Analytical Perspective on Scaling Laws for Autoregressive Generative Modeling

The paper "Scaling Laws for Autoregressive Generative Modeling" presents a comprehensive examination of the scalability of autoregressive Transformer models across various domains, specifically focusing on generative image modeling, video modeling, multimodal image-text models, and mathematical problem solving. The paper identifies consistent empirical scaling laws linked to model performance, particularly cross-entropy loss, as model size and compute resources increase.

The authors substantiate the hypothesis that autoregressive Transformers exhibit predictable performance improvements across different domains with increasing model size and computational budgets, adhering to a power-law plus constant framework. The cross-entropy loss is interpreted within an information-theoretic context, representing the true data distribution's entropy and the KL divergence between the model and true distributions. Notably, the paper claims that billion-parameter Transformers approximate the YFCC100M image distribution quite accurately, illustrating the model's efficacy at an exceptional level. This ability opens avenues for forecasting model requirements to achieve predefined reducible losses for varying image resolutions.

The paper extends the discussion to domain-specific scaling laws, highlighting the mutual information potential in multimodal models and interpreting whether a picture's worth can equate to a thousand words through numerical experimentation. Furthermore, the scaling laws reveal insights into the models' performance on mathematical problem-solving tasks where extrapolation beyond the training distribution was considered. The results emphasize the fine-tuned classification of generative image models, maintaining a consistent scaling of classification loss and error rates, indicating robust neural network performance implications even as generative losses stabilize.

Another salient feature of the analysis is the remarkable universality observed in the power-law exponents across different data modalities. These exponents suggest there's a coherent scaling aspect relative to the compute budget, hinting at an optimal model size that suggests a profound implication where optimality in model scale is nearly invariant across data types examined.

The paper positions the scaling laws within a wider narrative about the potential universal applicability of the Transformer architecture.

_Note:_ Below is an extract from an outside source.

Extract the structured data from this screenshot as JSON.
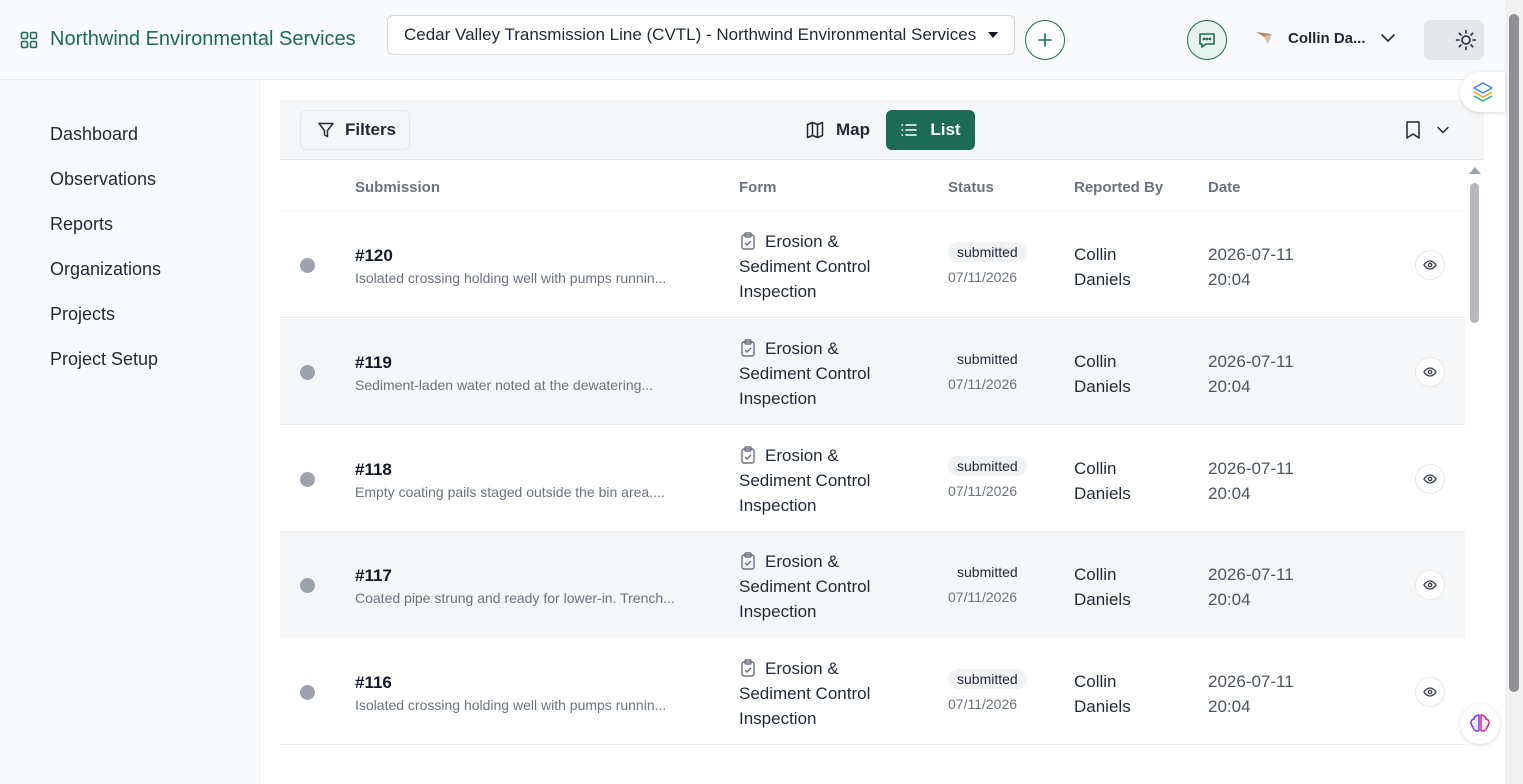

By doing so, it encapsulates emergent understanding and consistency in performance gains as model sizes expand, becoming both more efficient and capable. Although findings confirm alignment with theoretical predictions, the authors acknowledge subtle inconsistencies that demand additional exploration, such as those concerning supervised data size scaling.

Taken as a whole, this exploration informs prospective theoretical frameworks in machine learning, motivating further paper. Furthermore, these laws encourage strategic considerations on resource allocation, suggesting that investing in more extensive models brings substantial returns compared to merely enlarging training datasets. Looking forward, this paper hints at paradigm shifts in AI, suggesting attention toward scaling and architecture must harmonize with evolving complexities in data landscapes and task formulations. The implications are manifold for advancing AI with greater efficacy, speed, and representational fidelity.